The hackers call into voicemail systems and search for boxes with the default password or easily guessed ones like 1-2-3-4. They then change the greeting to something like – “Yes, yes, yes, yes, yes, operator, I will accept the charges.” Then, they places a collect call to the number. When the (automated) operator (which is usually programmed to “listen for” key words and phrases like “yes” or “I will accept the charges”) hears the outgoing “yes, yes, yes, yes, yes, operator, I will accept the charges” message, the collect call is connected.

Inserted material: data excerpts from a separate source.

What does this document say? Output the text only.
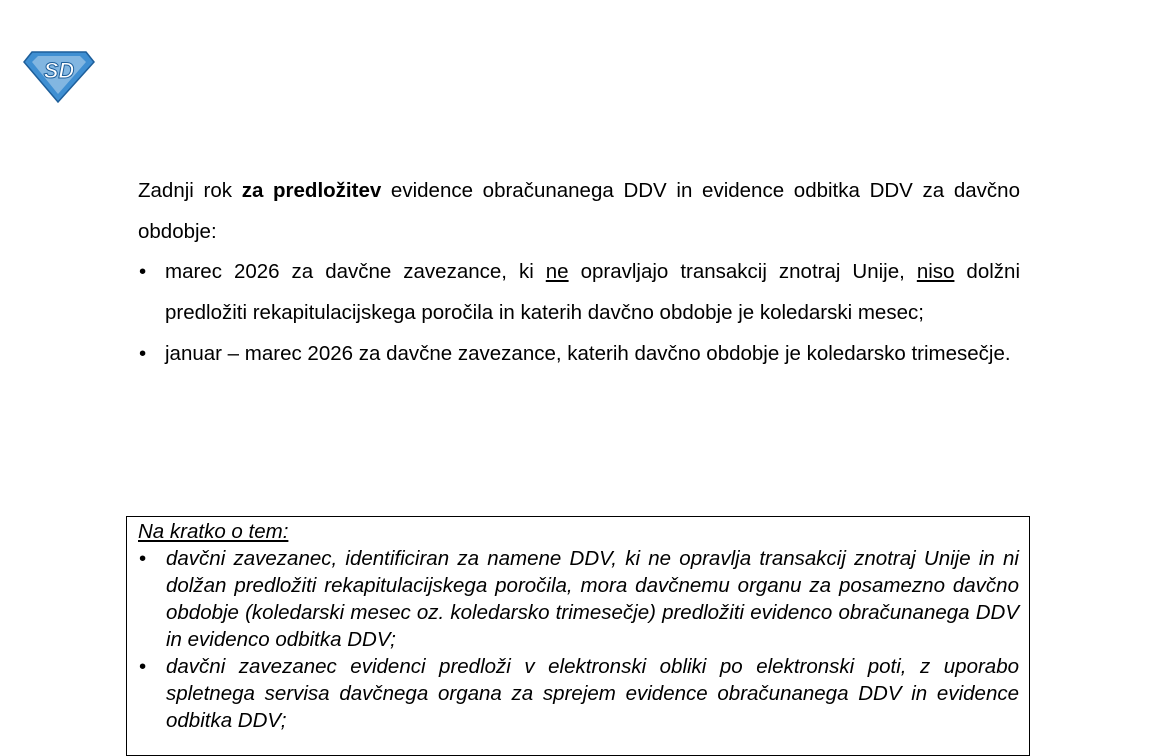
SD

Zadnji rok za predložitev evidence obračunanega DDV in evidence odbitka DDV za davčno obdobje:

• marec 2026 za davčne zavezance, ki ne opravljajo transakcij znotraj Unije, niso dolžni predložiti rekapitulacijskega poročila in katerih davčno obdobje je koledarski mesec;
• januar – marec 2026 za davčne zavezance, katerih davčno obdobje je koledarsko trimesečje.

Na kratko o tem:

• davčni zavezanec, identificiran za namene DDV, ki ne opravlja transakcij znotraj Unije in ni dolžan predložiti rekapitulacijskega poročila, mora davčnemu organu za posamezno davčno obdobje (koledarski mesec oz. koledarsko trimesečje) predložiti evidenco obračunanega DDV in evidenco odbitka DDV;
• davčni zavezanec evidenci predloži v elektronski obliki po elektronski poti, z uporabo spletnega servisa davčnega organa za sprejem evidence obračunanega DDV in evidence odbitka DDV;
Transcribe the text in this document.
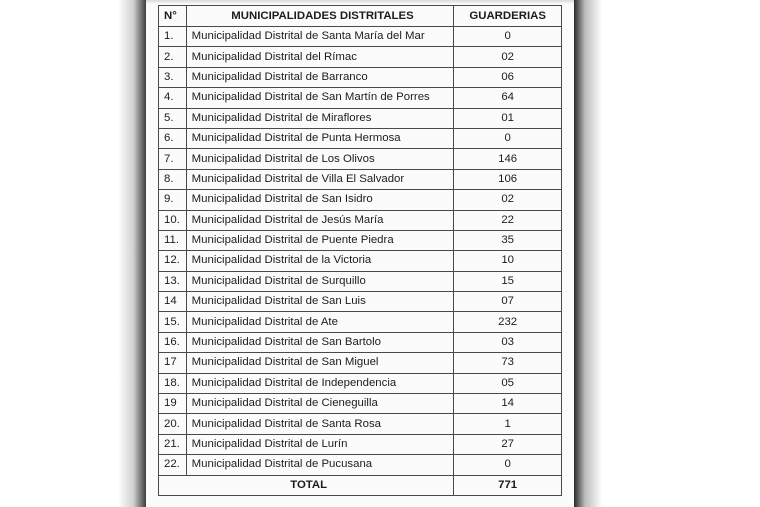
N°	MUNICIPALIDADES DISTRITALES	GUARDERIAS
1.	Municipalidad Distrital de Santa María del Mar	0
2.	Municipalidad Distrital del Rímac	02
3.	Municipalidad Distrital de Barranco	06
4.	Municipalidad Distrital de San Martín de Porres	64
5.	Municipalidad Distrital de Miraflores	01
6.	Municipalidad Distrital de Punta Hermosa	0
7.	Municipalidad Distrital de Los Olivos	146
8.	Municipalidad Distrital de Villa El Salvador	106
9.	Municipalidad Distrital de San Isidro	02
10.	Municipalidad Distrital de Jesús María	22
11.	Municipalidad Distrital de Puente Piedra	35
12.	Municipalidad Distrital de la Victoria	10
13.	Municipalidad Distrital de Surquillo	15
14	Municipalidad Distrital de San Luis	07
15.	Municipalidad Distrital de Ate	232
16.	Municipalidad Distrital de San Bartolo	03
17	Municipalidad Distrital de San Miguel	73
18.	Municipalidad Distrital de Independencia	05
19	Municipalidad Distrital de Cieneguilla	14
20.	Municipalidad Distrital de Santa Rosa	1
21.	Municipalidad Distrital de Lurín	27
22.	Municipalidad Distrital de Pucusana	0
TOTAL		771
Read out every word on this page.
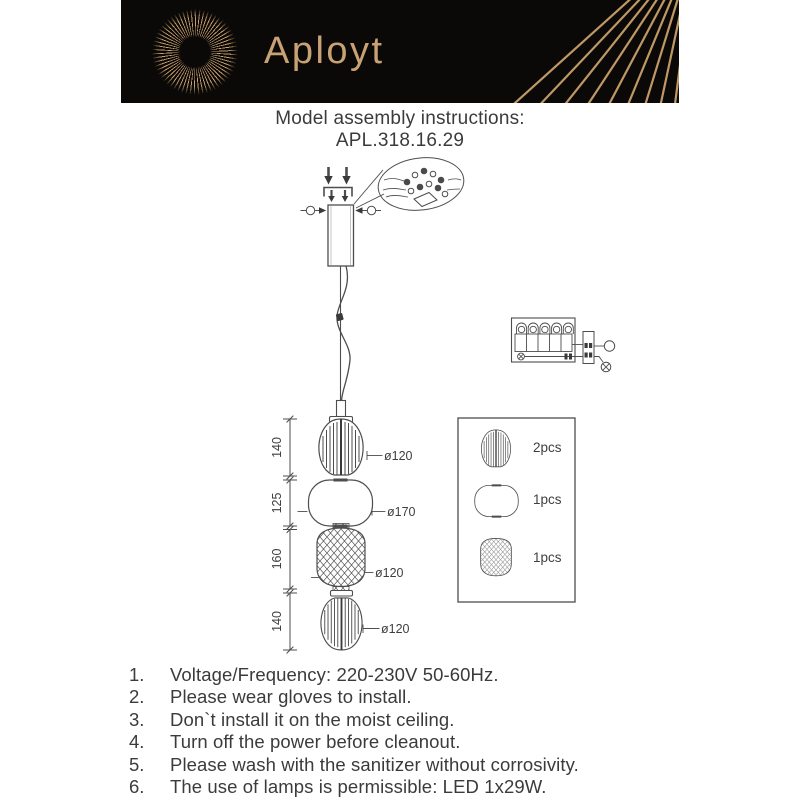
Aployt
Model assembly instructions:
APL.318.16.29
140
125
160
140
ø120
ø170
ø120
ø120
2pcs
1pcs
1pcs
1. Voltage/Frequency: 220-230V 50-60Hz.
2. Please wear gloves to install.
3. Don`t install it on the moist ceiling.
4. Turn off the power before cleanout.
5. Please wash with the sanitizer without corrosivity.
6. The use of lamps is permissible: LED 1x29W.
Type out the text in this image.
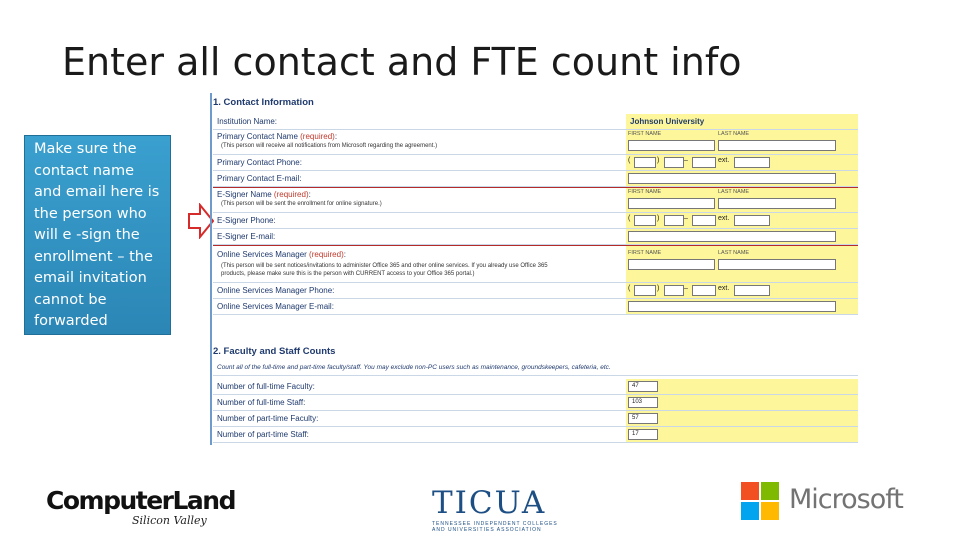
Enter all contact and FTE count info
Make sure the contact name and email here is the person who will e -sign the enrollment – the email invitation cannot be forwarded
1. Contact Information
Institution Name:	Johnson University
Primary Contact Name (required):
(This person will receive all notifications from Microsoft regarding the agreement.)
FIRST NAME	LAST NAME
Primary Contact Phone:	(	)	–	ext.
Primary Contact E-mail:
E-Signer Name (required):
(This person will be sent the enrollment for online signature.)
FIRST NAME	LAST NAME
E-Signer Phone:	(	)	–	ext.
E-Signer E-mail:
Online Services Manager (required):
(This person will be sent notices/invitations to administer Office 365 and other online services. If you already use Office 365
products, please make sure this is the person with CURRENT access to your Office 365 portal.)
FIRST NAME	LAST NAME
Online Services Manager Phone:	(	)	–	ext.
Online Services Manager E-mail:
2. Faculty and Staff Counts
Count all of the full-time and part-time faculty/staff. You may exclude non-PC users such as maintenance, groundskeepers, cafeteria, etc.
Number of full-time Faculty:	47
Number of full-time Staff:	103
Number of part-time Faculty:	57
Number of part-time Staff:	17
ComputerLand
Silicon Valley	TICUA
TENNESSEE INDEPENDENT COLLEGES
AND UNIVERSITIES ASSOCIATION
Microsoft
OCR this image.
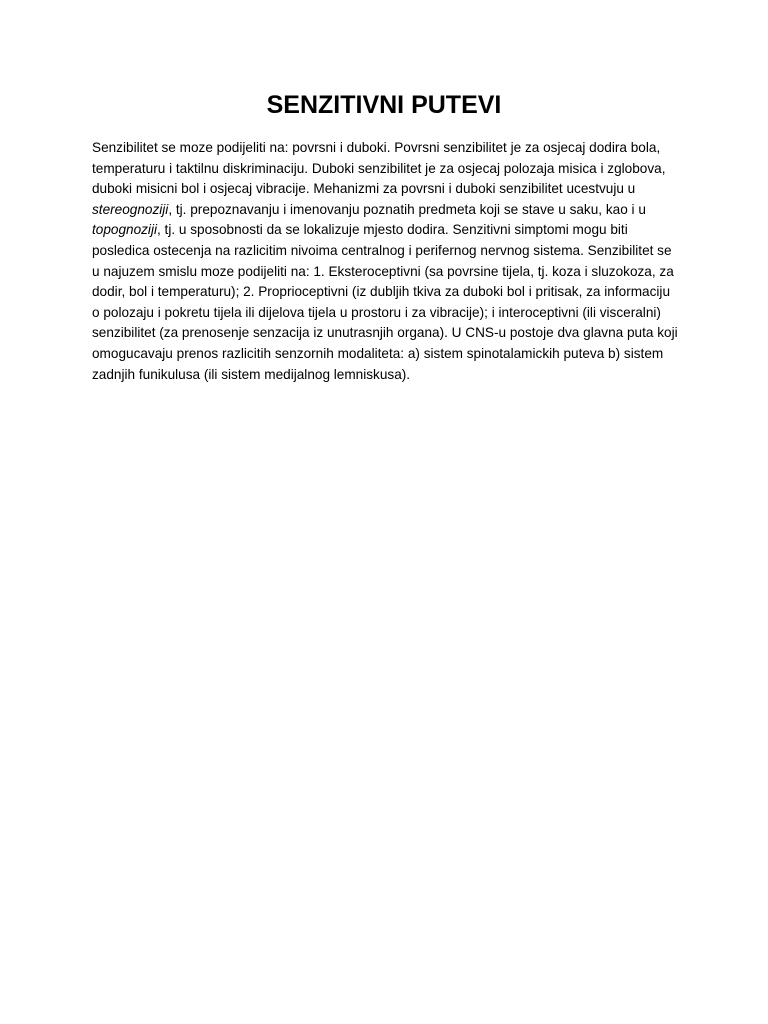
SENZITIVNI PUTEVI

Senzibilitet se moze podijeliti na: povrsni i duboki. Povrsni senzibilitet je za osjecaj dodira bola, temperaturu i taktilnu diskriminaciju. Duboki senzibilitet je za osjecaj polozaja misica i zglobova, duboki misicni bol i osjecaj vibracije. Mehanizmi za povrsni i duboki senzibilitet ucestvuju u stereognoziji, tj. prepoznavanju i imenovanju poznatih predmeta koji se stave u saku, kao i u topognoziji, tj. u sposobnosti da se lokalizuje mjesto dodira. Senzitivni simptomi mogu biti posledica ostecenja na razlicitim nivoima centralnog i perifernog nervnog sistema. Senzibilitet se u najuzem smislu moze podijeliti na: 1. Eksteroceptivni (sa povrsine tijela, tj. koza i sluzokoza, za dodir, bol i temperaturu); 2. Proprioceptivni (iz dubljih tkiva za duboki bol i pritisak, za informaciju o polozaju i pokretu tijela ili dijelova tijela u prostoru i za vibracije); i interoceptivni (ili visceralni) senzibilitet (za prenosenje senzacija iz unutrasnjih organa). U CNS-u postoje dva glavna puta koji omogucavaju prenos razlicitih senzornih modaliteta: a) sistem spinotalamickih puteva b) sistem zadnjih funikulusa (ili sistem medijalnog lemniskusa).
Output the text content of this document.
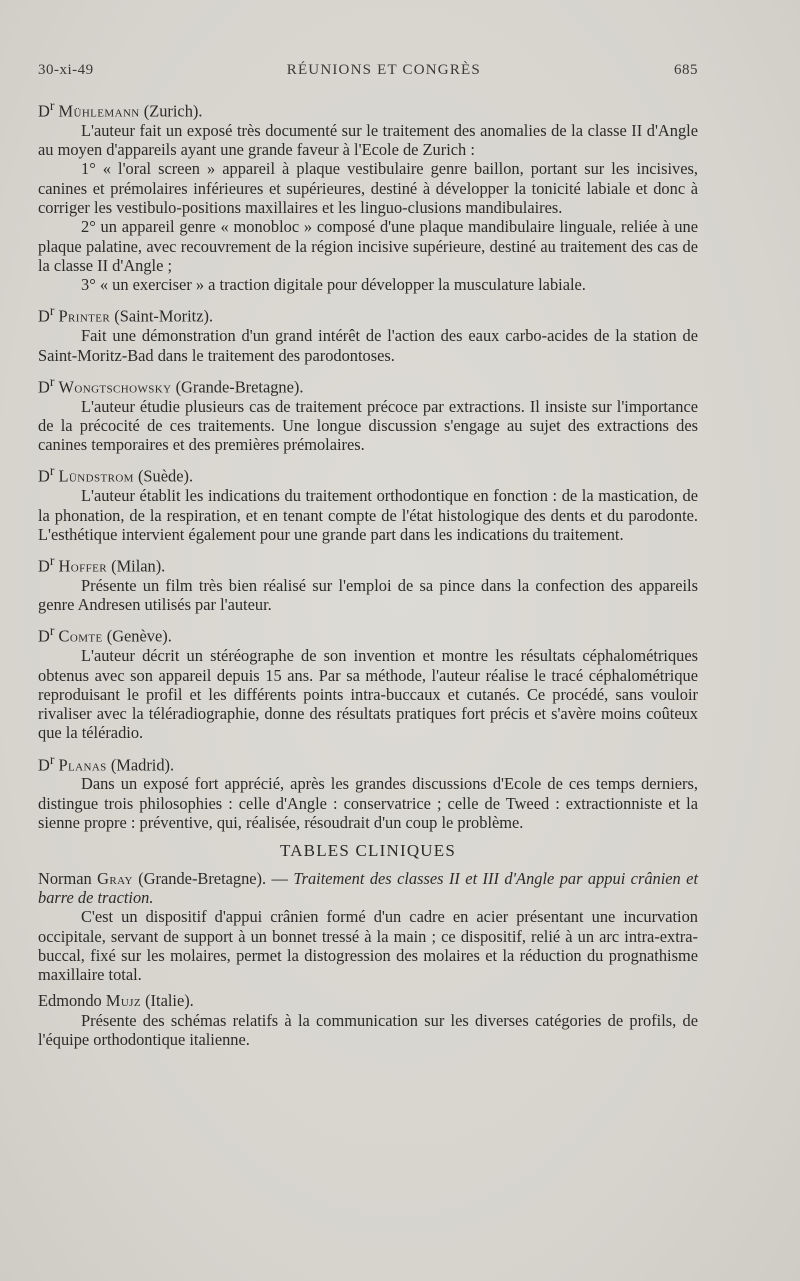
30-xi-49	RÉUNIONS ET CONGRÈS	685
$D^r$ Mühlemann (Zurich).

L'auteur fait un exposé très documenté sur le traitement des anomalies de la classe II d'Angle au moyen d'appareils ayant une grande faveur à l'Ecole de Zurich :

1° « l'oral screen » appareil à plaque vestibulaire genre baillon, portant sur les incisives, canines et prémolaires inférieures et supérieures, destiné à développer la tonicité labiale et donc à corriger les vestibulo-positions maxillaires et les linguo-clusions mandibulaires.

2° un appareil genre « monobloc » composé d'une plaque mandibulaire linguale, reliée à une plaque palatine, avec recouvrement de la région incisive supérieure, destiné au traitement des cas de la classe II d'Angle ;

3° « un exerciser » a traction digitale pour développer la musculature labiale.

$D^r$ Printer (Saint-Moritz).

Fait une démonstration d'un grand intérêt de l'action des eaux carbo-acides de la station de Saint-Moritz-Bad dans le traitement des parodontoses.

$D^r$ Wongtschowsky (Grande-Bretagne).

L'auteur étudie plusieurs cas de traitement précoce par extractions. Il insiste sur l'importance de la précocité de ces traitements. Une longue discussion s'engage au sujet des extractions des canines temporaires et des premières prémolaires.

$D^r$ Lündstrom (Suède).

L'auteur établit les indications du traitement orthodontique en fonction : de la mastication, de la phonation, de la respiration, et en tenant compte de l'état histologique des dents et du parodonte. L'esthétique intervient également pour une grande part dans les indications du traitement.

$D^r$ Hoffer (Milan).

Présente un film très bien réalisé sur l'emploi de sa pince dans la confection des appareils genre Andresen utilisés par l'auteur.

$D^r$ Comte (Genève).

L'auteur décrit un stéréographe de son invention et montre les résultats céphalométriques obtenus avec son appareil depuis 15 ans. Par sa méthode, l'auteur réalise le tracé céphalométrique reproduisant le profil et les différents points intra-buccaux et cutanés. Ce procédé, sans vouloir rivaliser avec la téléradiographie, donne des résultats pratiques fort précis et s'avère moins coûteux que la téléradio.

$D^r$ Planas (Madrid).

Dans un exposé fort apprécié, après les grandes discussions d'Ecole de ces temps derniers, distingue trois philosophies : celle d'Angle : conservatrice ; celle de Tweed : extractionniste et la sienne propre : préventive, qui, réalisée, résoudrait d'un coup le problème.

TABLES CLINIQUES
Norman Gray (Grande-Bretagne). — Traitement des classes II et III d'Angle par appui crânien et barre de traction.

C'est un dispositif d'appui crânien formé d'un cadre en acier présentant une incurvation occipitale, servant de support à un bonnet tressé à la main ; ce dispositif, relié à un arc intra-extra-buccal, fixé sur les molaires, permet la distogression des molaires et la réduction du prognathisme maxillaire total.

Edmondo Mujz (Italie).

Présente des schémas relatifs à la communication sur les diverses catégories de profils, de l'équipe orthodontique italienne.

The hacker then uses this connection for long periods of time to make international calls. Sometimes they take over the number completely and set up a forward to another number. This is usually targeted over weekends or holidays, when people don’t check their voicemails for long periods of time. Most of the calls go overseas and can rack up big charges.
To counter this:
To avoid falling prey to this scam, the FCC recommends voice mail users do the following:
· always change the default password from the one provided by the voice mail vendor;
· choose a complex voice mail password of at least six digits, making it more difficult for a hacker to detect;
· change your voice mail password frequently;
· don’t use obvious passwords such as an address, birth date, phone number, or repeating or successive numbers, i.e. 000000, 123456;
· check your recorded announcement regularly to ensure the greeting is indeed yours. Hackers tend to attack voice mailboxes at the start of weekends or holidays;
· consider blocking international calls, if possible; and
· consider disabling the remote notification, auto-attendant, call-forwarding, and out-paging capabilities of voice mail if these features are not used.